Machine-learning-based classification of neuroimaging data (hereafter ML-MRI) to predict clinical diagnoses has increased substantially in the last decade. Despite the promise of ML for clinical classification and prediction, no work has been done to anticipate the ethical obligations and challenges that emerge when ML algorithms predict clinical diagnoses in pre-symptomatic individuals. Two recent reports from the Infant Brain Imaging Study (IBIS) have exemplified the ML classification approach by predicting 24-month clinical diagnosis of autism spectrum disorder (ASD) from 6-month MRI data in infants at high and low familial risk for ASD. These preliminary results demonstrated?for the first time?the feasibility of identifying infants prior to onset of ASD symptoms, and raised critical ethical questions about whether and how to disclose predictive ML- MRI classification of ASD to parents of pre-symptomatic infants. The proposed research aims to investigate parental attitudes towards predictive ML-MRI testing in IBIS, and addresses a core principle of BRAIN Initiative: considering the ethical implications of neuroscience research.
Aim 1 will review the bioethics literature on disclosure of results in genetic research, and identify overlapping and distinct ethical considerations for disclosure using ML-MRI vs. genetic testing for disease prediction.

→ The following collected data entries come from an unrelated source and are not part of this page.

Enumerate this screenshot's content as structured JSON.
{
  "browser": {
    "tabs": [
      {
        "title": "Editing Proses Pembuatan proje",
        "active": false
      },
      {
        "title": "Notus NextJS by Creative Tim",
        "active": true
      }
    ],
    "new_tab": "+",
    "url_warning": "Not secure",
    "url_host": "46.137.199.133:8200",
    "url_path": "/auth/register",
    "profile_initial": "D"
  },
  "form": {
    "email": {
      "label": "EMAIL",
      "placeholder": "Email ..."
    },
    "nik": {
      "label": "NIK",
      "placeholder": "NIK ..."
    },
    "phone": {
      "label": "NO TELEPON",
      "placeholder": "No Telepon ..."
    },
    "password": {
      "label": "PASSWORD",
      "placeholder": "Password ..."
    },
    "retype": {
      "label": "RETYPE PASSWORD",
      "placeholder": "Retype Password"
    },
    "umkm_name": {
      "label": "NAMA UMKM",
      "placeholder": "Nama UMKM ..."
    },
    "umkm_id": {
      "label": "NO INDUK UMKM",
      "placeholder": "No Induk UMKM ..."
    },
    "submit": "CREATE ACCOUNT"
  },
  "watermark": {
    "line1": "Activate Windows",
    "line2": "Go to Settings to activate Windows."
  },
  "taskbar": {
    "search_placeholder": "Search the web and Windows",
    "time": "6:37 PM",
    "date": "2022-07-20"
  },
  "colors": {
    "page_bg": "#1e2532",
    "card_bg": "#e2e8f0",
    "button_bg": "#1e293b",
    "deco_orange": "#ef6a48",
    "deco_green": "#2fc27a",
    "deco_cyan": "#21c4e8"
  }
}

Aim 2 will use a theory-based approach to assess the attitudes of IBIS parents towards predictive ML-MRI testing through qualitative interviews and a quantitative survey. The knowledge gained through this research will help investigators make ethical decisions about disclosure in future neuroimaging studies of high-risk infants. Our long-term goal is to develop guidelines for navigating the unique ethical challenges posed by a new frontier in neuroimaging research: clinical prediction via increasingly powerful and sophisticated ML-based analyses of large neuroimaging datasets. The proposed research and training plan will leverage the resources of the University of Washington Autism Center, the Treuman Katz Center for Pediatric Bioethics at Seattle Children?s Hospital, and the multi-site, longitudinal Infant Brain Imaging Study. The applicant will receive formal training in neuroethics, pediatric bioethics, and qualitative research methods, which will complement her prior skillset and prepare her for an independent research career investigating ethical issues in pediatric neuroscience.

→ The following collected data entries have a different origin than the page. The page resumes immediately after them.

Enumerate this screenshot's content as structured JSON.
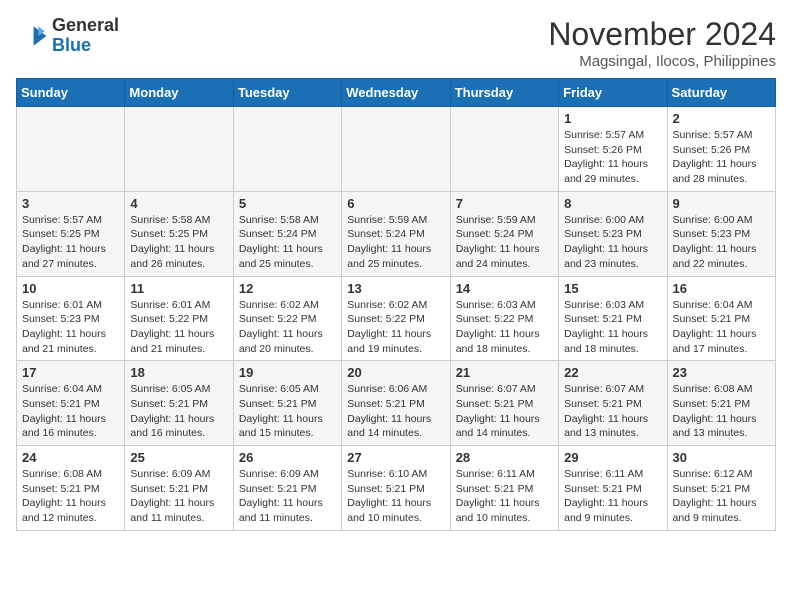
{
  "header": {
    "logo_line1": "General",
    "logo_line2": "Blue",
    "month_title": "November 2024",
    "location": "Magsingal, Ilocos, Philippines"
  },
  "weekdays": [
    "Sunday",
    "Monday",
    "Tuesday",
    "Wednesday",
    "Thursday",
    "Friday",
    "Saturday"
  ],
  "weeks": [
    {
      "alt": false,
      "days": [
        {
          "num": "",
          "info": ""
        },
        {
          "num": "",
          "info": ""
        },
        {
          "num": "",
          "info": ""
        },
        {
          "num": "",
          "info": ""
        },
        {
          "num": "",
          "info": ""
        },
        {
          "num": "1",
          "info": "Sunrise: 5:57 AM\nSunset: 5:26 PM\nDaylight: 11 hours\nand 29 minutes."
        },
        {
          "num": "2",
          "info": "Sunrise: 5:57 AM\nSunset: 5:26 PM\nDaylight: 11 hours\nand 28 minutes."
        }
      ]
    },
    {
      "alt": true,
      "days": [
        {
          "num": "3",
          "info": "Sunrise: 5:57 AM\nSunset: 5:25 PM\nDaylight: 11 hours\nand 27 minutes."
        },
        {
          "num": "4",
          "info": "Sunrise: 5:58 AM\nSunset: 5:25 PM\nDaylight: 11 hours\nand 26 minutes."
        },
        {
          "num": "5",
          "info": "Sunrise: 5:58 AM\nSunset: 5:24 PM\nDaylight: 11 hours\nand 25 minutes."
        },
        {
          "num": "6",
          "info": "Sunrise: 5:59 AM\nSunset: 5:24 PM\nDaylight: 11 hours\nand 25 minutes."
        },
        {
          "num": "7",
          "info": "Sunrise: 5:59 AM\nSunset: 5:24 PM\nDaylight: 11 hours\nand 24 minutes."
        },
        {
          "num": "8",
          "info": "Sunrise: 6:00 AM\nSunset: 5:23 PM\nDaylight: 11 hours\nand 23 minutes."
        },
        {
          "num": "9",
          "info": "Sunrise: 6:00 AM\nSunset: 5:23 PM\nDaylight: 11 hours\nand 22 minutes."
        }
      ]
    },
    {
      "alt": false,
      "days": [
        {
          "num": "10",
          "info": "Sunrise: 6:01 AM\nSunset: 5:23 PM\nDaylight: 11 hours\nand 21 minutes."
        },
        {
          "num": "11",
          "info": "Sunrise: 6:01 AM\nSunset: 5:22 PM\nDaylight: 11 hours\nand 21 minutes."
        },
        {
          "num": "12",
          "info": "Sunrise: 6:02 AM\nSunset: 5:22 PM\nDaylight: 11 hours\nand 20 minutes."
        },
        {
          "num": "13",
          "info": "Sunrise: 6:02 AM\nSunset: 5:22 PM\nDaylight: 11 hours\nand 19 minutes."
        },
        {
          "num": "14",
          "info": "Sunrise: 6:03 AM\nSunset: 5:22 PM\nDaylight: 11 hours\nand 18 minutes."
        },
        {
          "num": "15",
          "info": "Sunrise: 6:03 AM\nSunset: 5:21 PM\nDaylight: 11 hours\nand 18 minutes."
        },
        {
          "num": "16",
          "info": "Sunrise: 6:04 AM\nSunset: 5:21 PM\nDaylight: 11 hours\nand 17 minutes."
        }
      ]
    },
    {
      "alt": true,
      "days": [
        {
          "num": "17",
          "info": "Sunrise: 6:04 AM\nSunset: 5:21 PM\nDaylight: 11 hours\nand 16 minutes."
        },
        {
          "num": "18",
          "info": "Sunrise: 6:05 AM\nSunset: 5:21 PM\nDaylight: 11 hours\nand 16 minutes."
        },
        {
          "num": "19",
          "info": "Sunrise: 6:05 AM\nSunset: 5:21 PM\nDaylight: 11 hours\nand 15 minutes."
        },
        {
          "num": "20",
          "info": "Sunrise: 6:06 AM\nSunset: 5:21 PM\nDaylight: 11 hours\nand 14 minutes."
        },
        {
          "num": "21",
          "info": "Sunrise: 6:07 AM\nSunset: 5:21 PM\nDaylight: 11 hours\nand 14 minutes."
        },
        {
          "num": "22",
          "info": "Sunrise: 6:07 AM\nSunset: 5:21 PM\nDaylight: 11 hours\nand 13 minutes."
        },
        {
          "num": "23",
          "info": "Sunrise: 6:08 AM\nSunset: 5:21 PM\nDaylight: 11 hours\nand 13 minutes."
        }
      ]
    },
    {
      "alt": false,
      "days": [
        {
          "num": "24",
          "info": "Sunrise: 6:08 AM\nSunset: 5:21 PM\nDaylight: 11 hours\nand 12 minutes."
        },
        {
          "num": "25",
          "info": "Sunrise: 6:09 AM\nSunset: 5:21 PM\nDaylight: 11 hours\nand 11 minutes."
        },
        {
          "num": "26",
          "info": "Sunrise: 6:09 AM\nSunset: 5:21 PM\nDaylight: 11 hours\nand 11 minutes."
        },
        {
          "num": "27",
          "info": "Sunrise: 6:10 AM\nSunset: 5:21 PM\nDaylight: 11 hours\nand 10 minutes."
        },
        {
          "num": "28",
          "info": "Sunrise: 6:11 AM\nSunset: 5:21 PM\nDaylight: 11 hours\nand 10 minutes."
        },
        {
          "num": "29",
          "info": "Sunrise: 6:11 AM\nSunset: 5:21 PM\nDaylight: 11 hours\nand 9 minutes."
        },
        {
          "num": "30",
          "info": "Sunrise: 6:12 AM\nSunset: 5:21 PM\nDaylight: 11 hours\nand 9 minutes."
        }
      ]
    }
  ]
}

Machine learning-based statistical techniques, recently applied to neuroimaging data, have allowed researchers to predict disease and disorder from brain data alone. Investigators working at this new frontier in neuroimaging research now face ethical challenges about whether and how to disclose a predictive clinical diagnosis to pre-symptomatic individuals. By combining bioethical theory with the perspectives of participants, the current research will generate new knowledge to guide ethical judgments about the disclosure of predictive diagnoses in future neuroimaging research.